Let the gender question be optional
Some organizations include the gender question as a tradition in the form, not because they want to know your gender. If the recruiters have decided to include the question in the form, they should make the question optional. In some online application forms, a person cannot proceed further to the next section of their application since the gender question is marked compulsory. Some job application forms get rejected simply because the applicant is coerced to reveal their gender in the form. The question should preferably be open-ended.
Include more options in the closed-ended question
Typically, you have to tick on the form whether you are male or female. A third option called “prefer not to say” could be included. This third option is friendly to those who:
• Are intersex.
• Fear their gender reveal will expose them to discrimination.
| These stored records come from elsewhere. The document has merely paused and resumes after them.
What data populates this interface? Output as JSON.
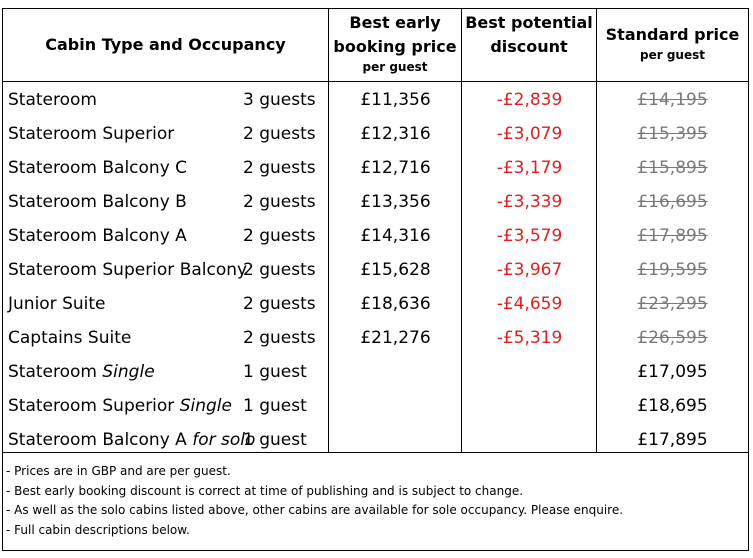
{
  "header": {
    "cabin": "Cabin Type and Occupancy",
    "early_line1": "Best early",
    "early_line2": "booking price",
    "early_sub": "per guest",
    "discount_line1": "Best potential",
    "discount_line2": "discount",
    "standard": "Standard price",
    "standard_sub": "per guest"
  },
  "rows": [
    {
      "type": "Stateroom",
      "type_italic": "",
      "occupancy": "3 guests",
      "early": "£11,356",
      "discount": "-£2,839",
      "standard": "£14,195",
      "standard_struck": true
    },
    {
      "type": "Stateroom Superior",
      "type_italic": "",
      "occupancy": "2 guests",
      "early": "£12,316",
      "discount": "-£3,079",
      "standard": "£15,395",
      "standard_struck": true
    },
    {
      "type": "Stateroom Balcony C",
      "type_italic": "",
      "occupancy": "2 guests",
      "early": "£12,716",
      "discount": "-£3,179",
      "standard": "£15,895",
      "standard_struck": true
    },
    {
      "type": "Stateroom Balcony B",
      "type_italic": "",
      "occupancy": "2 guests",
      "early": "£13,356",
      "discount": "-£3,339",
      "standard": "£16,695",
      "standard_struck": true
    },
    {
      "type": "Stateroom Balcony A",
      "type_italic": "",
      "occupancy": "2 guests",
      "early": "£14,316",
      "discount": "-£3,579",
      "standard": "£17,895",
      "standard_struck": true
    },
    {
      "type": "Stateroom Superior Balcony",
      "type_italic": "",
      "occupancy": "2 guests",
      "early": "£15,628",
      "discount": "-£3,967",
      "standard": "£19,595",
      "standard_struck": true
    },
    {
      "type": "Junior Suite",
      "type_italic": "",
      "occupancy": "2 guests",
      "early": "£18,636",
      "discount": "-£4,659",
      "standard": "£23,295",
      "standard_struck": true
    },
    {
      "type": "Captains Suite",
      "type_italic": "",
      "occupancy": "2 guests",
      "early": "£21,276",
      "discount": "-£5,319",
      "standard": "£26,595",
      "standard_struck": true
    },
    {
      "type": "Stateroom ",
      "type_italic": "Single",
      "occupancy": "1  guest",
      "early": "",
      "discount": "",
      "standard": "£17,095",
      "standard_struck": false
    },
    {
      "type": "Stateroom Superior ",
      "type_italic": "Single",
      "occupancy": "1  guest",
      "early": "",
      "discount": "",
      "standard": "£18,695",
      "standard_struck": false
    },
    {
      "type": "Stateroom Balcony A ",
      "type_italic": "for solo",
      "occupancy": "1  guest",
      "early": "",
      "discount": "",
      "standard": "£17,895",
      "standard_struck": false
    }
  ],
  "notes": [
    "- Prices are in GBP and are per guest.",
    "- Best early booking discount is correct at time of publishing and is subject to change.",
    "- As well as the solo cabins listed above, other cabins are available for sole occupancy. Please enquire.",
    "- Full cabin descriptions below."
  ],
  "colors": {
    "discount": "#e02020",
    "struck_price": "#7a7a7a"
  }
}
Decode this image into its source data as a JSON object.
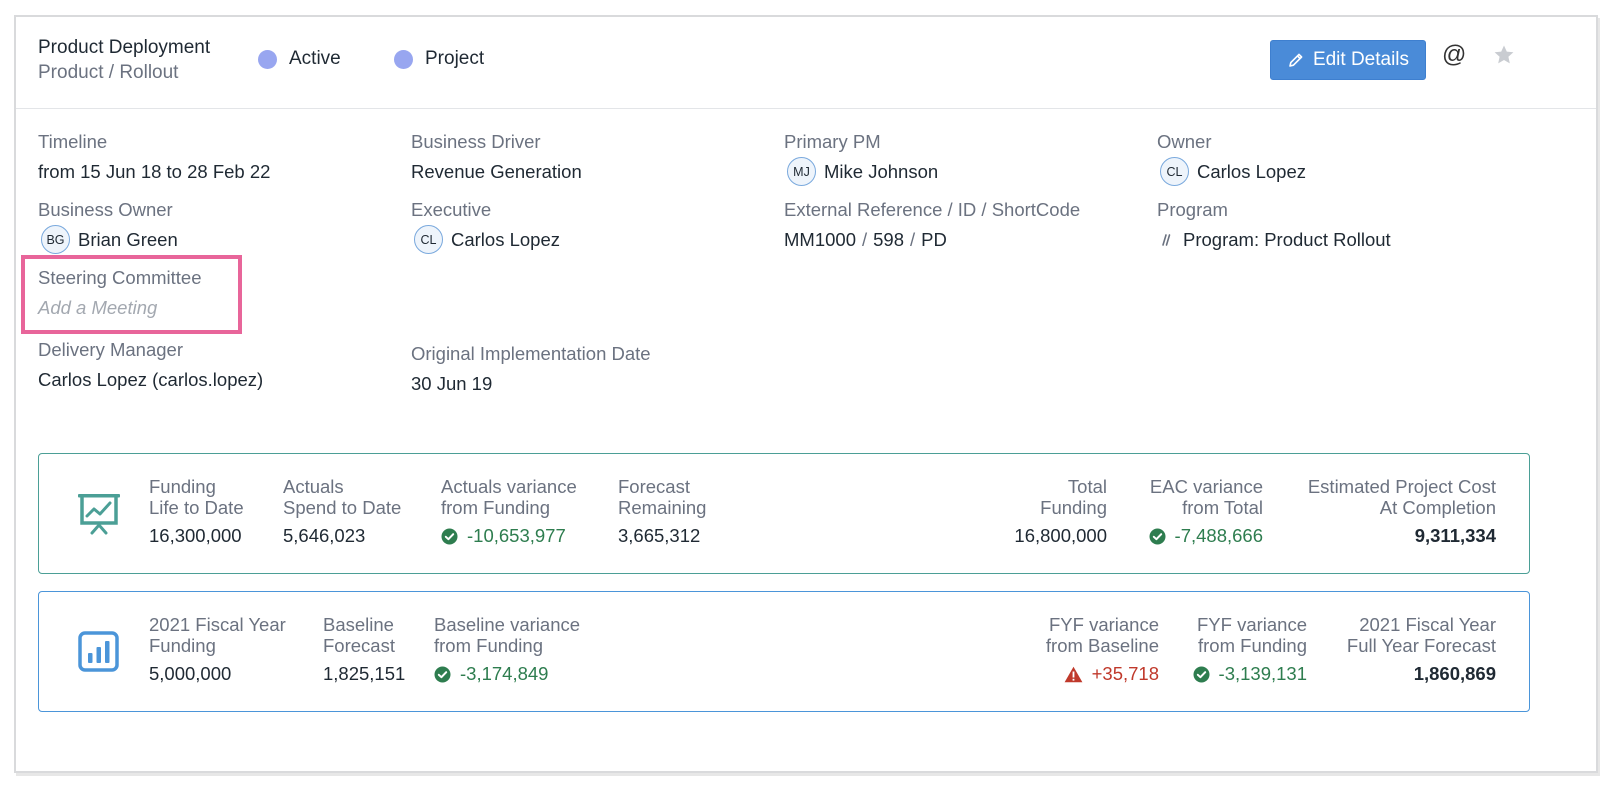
{
  "header": {
    "title": "Product Deployment",
    "subtitle": "Product / Rollout",
    "status": "Active",
    "type": "Project",
    "edit_label": "Edit Details",
    "mention_symbol": "@"
  },
  "fields": {
    "timeline": {
      "label": "Timeline",
      "value": "from 15 Jun 18 to 28 Feb 22"
    },
    "business_driver": {
      "label": "Business Driver",
      "value": "Revenue Generation"
    },
    "primary_pm": {
      "label": "Primary PM",
      "initials": "MJ",
      "value": "Mike Johnson"
    },
    "owner": {
      "label": "Owner",
      "initials": "CL",
      "value": "Carlos Lopez"
    },
    "business_owner": {
      "label": "Business Owner",
      "initials": "BG",
      "value": "Brian Green"
    },
    "executive": {
      "label": "Executive",
      "initials": "CL",
      "value": "Carlos Lopez"
    },
    "external_ref": {
      "label": "External Reference / ID / ShortCode",
      "ref": "MM1000",
      "id": "598",
      "code": "PD",
      "sep": "/"
    },
    "program": {
      "label": "Program",
      "value": "Program: Product Rollout"
    },
    "steering": {
      "label": "Steering Committee",
      "placeholder": "Add a Meeting"
    },
    "delivery_manager": {
      "label": "Delivery Manager",
      "value": "Carlos Lopez (carlos.lopez)"
    },
    "orig_impl": {
      "label": "Original Implementation Date",
      "value": "30 Jun 19"
    }
  },
  "funding_panel": {
    "funding": {
      "l1": "Funding",
      "l2": "Life to Date",
      "value": "16,300,000"
    },
    "actuals": {
      "l1": "Actuals",
      "l2": "Spend to Date",
      "value": "5,646,023"
    },
    "actuals_var": {
      "l1": "Actuals variance",
      "l2": "from Funding",
      "value": "-10,653,977"
    },
    "forecast": {
      "l1": "Forecast",
      "l2": "Remaining",
      "value": "3,665,312"
    },
    "total": {
      "l1": "Total",
      "l2": "Funding",
      "value": "16,800,000"
    },
    "eac_var": {
      "l1": "EAC variance",
      "l2": "from Total",
      "value": "-7,488,666"
    },
    "eac": {
      "l1": "Estimated Project Cost",
      "l2": "At Completion",
      "value": "9,311,334"
    }
  },
  "fiscal_panel": {
    "fy_funding": {
      "l1": "2021 Fiscal Year",
      "l2": "Funding",
      "value": "5,000,000"
    },
    "baseline": {
      "l1": "Baseline",
      "l2": "Forecast",
      "value": "1,825,151"
    },
    "baseline_var": {
      "l1": "Baseline variance",
      "l2": "from Funding",
      "value": "-3,174,849"
    },
    "fyf_base": {
      "l1": "FYF variance",
      "l2": "from Baseline",
      "value": "+35,718"
    },
    "fyf_fund": {
      "l1": "FYF variance",
      "l2": "from Funding",
      "value": "-3,139,131"
    },
    "fy_forecast": {
      "l1": "2021 Fiscal Year",
      "l2": "Full Year Forecast",
      "value": "1,860,869"
    }
  },
  "colors": {
    "accent": "#4a8bd8",
    "good": "#2e7d4f",
    "bad": "#c0392b",
    "teal": "#4b9f96",
    "highlight": "#e8659a"
  }
}
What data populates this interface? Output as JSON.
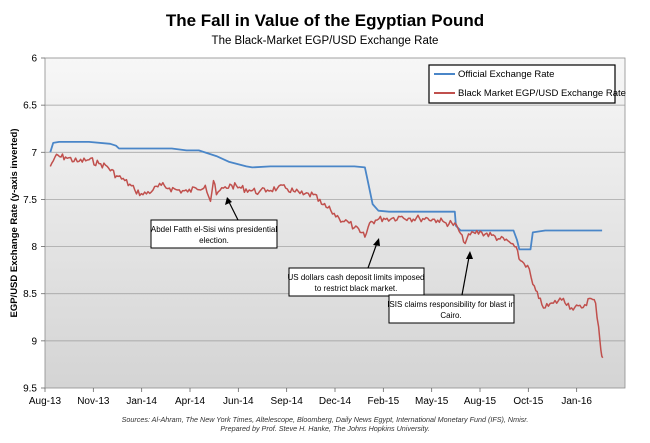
{
  "chart_data": {
    "type": "line",
    "title": "The Fall in Value of the Egyptian Pound",
    "subtitle": "The Black-Market EGP/USD Exchange Rate",
    "ylabel": "EGP/USD Exchange Rate (y-axis inverted)",
    "xlabel": "",
    "ylim": [
      6,
      9.5
    ],
    "y_inverted": true,
    "grid": true,
    "legend_position": "top-right",
    "x_ticks": [
      "Aug-13",
      "Nov-13",
      "Jan-14",
      "Apr-14",
      "Jun-14",
      "Sep-14",
      "Dec-14",
      "Feb-15",
      "May-15",
      "Aug-15",
      "Oct-15",
      "Jan-16"
    ],
    "y_ticks": [
      "6",
      "6.5",
      "7",
      "7.5",
      "8",
      "8.5",
      "9",
      "9.5"
    ],
    "series": [
      {
        "name": "Official Exchange Rate",
        "color": "#4a86c8",
        "x": [
          "2013-08-10",
          "2013-08-15",
          "2013-08-25",
          "2013-10-15",
          "2013-11-20",
          "2013-11-30",
          "2013-12-05",
          "2014-03-05",
          "2014-03-30",
          "2014-04-20",
          "2014-05-20",
          "2014-06-10",
          "2014-07-10",
          "2014-07-20",
          "2014-08-20",
          "2014-10-01",
          "2014-12-15",
          "2015-01-10",
          "2015-01-28",
          "2015-02-01",
          "2015-02-10",
          "2015-02-20",
          "2015-03-10",
          "2015-03-20",
          "2015-04-20",
          "2015-06-01",
          "2015-06-20",
          "2015-06-30",
          "2015-07-02",
          "2015-07-10",
          "2015-08-15",
          "2015-09-15",
          "2015-10-08",
          "2015-10-14",
          "2015-10-18",
          "2015-10-28",
          "2015-11-06",
          "2015-11-10",
          "2015-12-01",
          "2015-12-20",
          "2016-01-20",
          "2016-02-10",
          "2016-03-07"
        ],
        "values": [
          7.0,
          6.9,
          6.89,
          6.89,
          6.91,
          6.93,
          6.96,
          6.96,
          6.98,
          6.98,
          7.04,
          7.1,
          7.15,
          7.16,
          7.15,
          7.15,
          7.15,
          7.15,
          7.16,
          7.28,
          7.55,
          7.62,
          7.63,
          7.63,
          7.63,
          7.63,
          7.63,
          7.63,
          7.78,
          7.83,
          7.83,
          7.83,
          7.83,
          7.93,
          8.03,
          8.03,
          8.03,
          7.85,
          7.83,
          7.83,
          7.83,
          7.83,
          7.83
        ]
      },
      {
        "name": "Black Market EGP/USD Exchange Rate",
        "color": "#c0504d",
        "x": [
          "2013-08-10",
          "2013-08-18",
          "2013-09-05",
          "2013-09-25",
          "2013-10-15",
          "2013-11-01",
          "2013-11-15",
          "2013-12-01",
          "2013-12-15",
          "2014-01-01",
          "2014-01-15",
          "2014-02-01",
          "2014-02-15",
          "2014-03-01",
          "2014-03-15",
          "2014-04-01",
          "2014-04-15",
          "2014-05-01",
          "2014-05-10",
          "2014-05-15",
          "2014-05-20",
          "2014-06-01",
          "2014-06-15",
          "2014-07-01",
          "2014-07-15",
          "2014-08-01",
          "2014-08-15",
          "2014-09-01",
          "2014-09-15",
          "2014-10-01",
          "2014-10-15",
          "2014-11-01",
          "2014-11-15",
          "2014-12-01",
          "2014-12-15",
          "2015-01-01",
          "2015-01-10",
          "2015-01-20",
          "2015-01-28",
          "2015-02-05",
          "2015-02-15",
          "2015-03-01",
          "2015-03-15",
          "2015-04-01",
          "2015-04-15",
          "2015-05-01",
          "2015-05-15",
          "2015-06-01",
          "2015-06-15",
          "2015-06-25",
          "2015-07-05",
          "2015-07-15",
          "2015-08-01",
          "2015-08-15",
          "2015-09-01",
          "2015-09-15",
          "2015-10-01",
          "2015-10-10",
          "2015-10-20",
          "2015-11-01",
          "2015-11-10",
          "2015-11-20",
          "2015-12-01",
          "2015-12-15",
          "2016-01-01",
          "2016-01-15",
          "2016-02-01",
          "2016-02-15",
          "2016-02-25",
          "2016-03-01",
          "2016-03-05",
          "2016-03-08"
        ],
        "values": [
          7.15,
          7.05,
          7.05,
          7.1,
          7.08,
          7.12,
          7.15,
          7.25,
          7.3,
          7.4,
          7.45,
          7.4,
          7.35,
          7.38,
          7.4,
          7.42,
          7.38,
          7.35,
          7.52,
          7.3,
          7.45,
          7.38,
          7.35,
          7.38,
          7.4,
          7.42,
          7.4,
          7.38,
          7.38,
          7.42,
          7.45,
          7.45,
          7.55,
          7.62,
          7.7,
          7.75,
          7.8,
          7.85,
          7.9,
          7.75,
          7.72,
          7.7,
          7.7,
          7.68,
          7.7,
          7.7,
          7.7,
          7.72,
          7.75,
          7.75,
          7.8,
          7.95,
          7.85,
          7.85,
          7.88,
          7.92,
          7.95,
          8.0,
          8.15,
          8.2,
          8.4,
          8.55,
          8.65,
          8.6,
          8.55,
          8.65,
          8.65,
          8.55,
          8.6,
          8.85,
          9.1,
          9.18
        ]
      }
    ],
    "annotations": [
      {
        "id": "sisi",
        "lines": [
          "Abdel Fatth el-Sisi wins presidential",
          "election."
        ]
      },
      {
        "id": "cash",
        "lines": [
          "US dollars cash deposit limits imposed",
          "to restrict black market."
        ]
      },
      {
        "id": "isis",
        "lines": [
          "ISIS claims responsibility for blast in",
          "Cairo."
        ]
      }
    ]
  },
  "footer": {
    "sources": "Sources: Al-Ahram, The New York Times, Altelescope, Bloomberg, Daily News Egypt, International Monetary Fund (IFS), Nmisr.",
    "prepared_by": "Prepared by Prof. Steve H. Hanke, The Johns Hopkins University."
  }
}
• Those who have chosen to identify with other genders other than male or female.
• Do not know their gender.
Some organizations have also tried to ask the gender question by including a list of 72 genders for one to choose from. Most companies find this method of asking the question tedious. Also, more and more genders have been formed. BBC as of 2019, released a film suggesting there are 100 genders. The list would occupy a lot of space on the website or need you to use so many papers if you are filling one offline. The third option earlier mentioned is thus sufficient, since you do not have to include 100 or 72 genders.
Another common option is included in the “custom” button. Under the custom button, the applicant is free to write the gender they have assigned themselves. This button also reduces the hassle needed to draft a list of 72 genders to choose from.
Some organizations ask for someone’s gender indirectly by asking them to indicate what pronoun they are; him or her. He or she still reveals your gender. Other institutions instead opt for the “they/them” option. The option applies to all genders, so you never have to worry about revealing your gender. The option is normally included as a third option or together with the “prefer not to say” section. Another gender-neutral pronoun that has been suggested is “ze” or “hir.”
We cannot fault organizations too much for including the gender question in their forms. Some companies ask your gender as a way of taking affirmative action measures. It is a legal requirement in most nations for an organization to hire a certain percentage of genders in the workforce to bring about equality. When an organization has too many men, the organization may want to hire more women and vice versa. Therefore, companies asking your gender is not offensive. Institutions only need to frame the gender question in an inoffensive way. The gender question when framed well boosts the image of the company.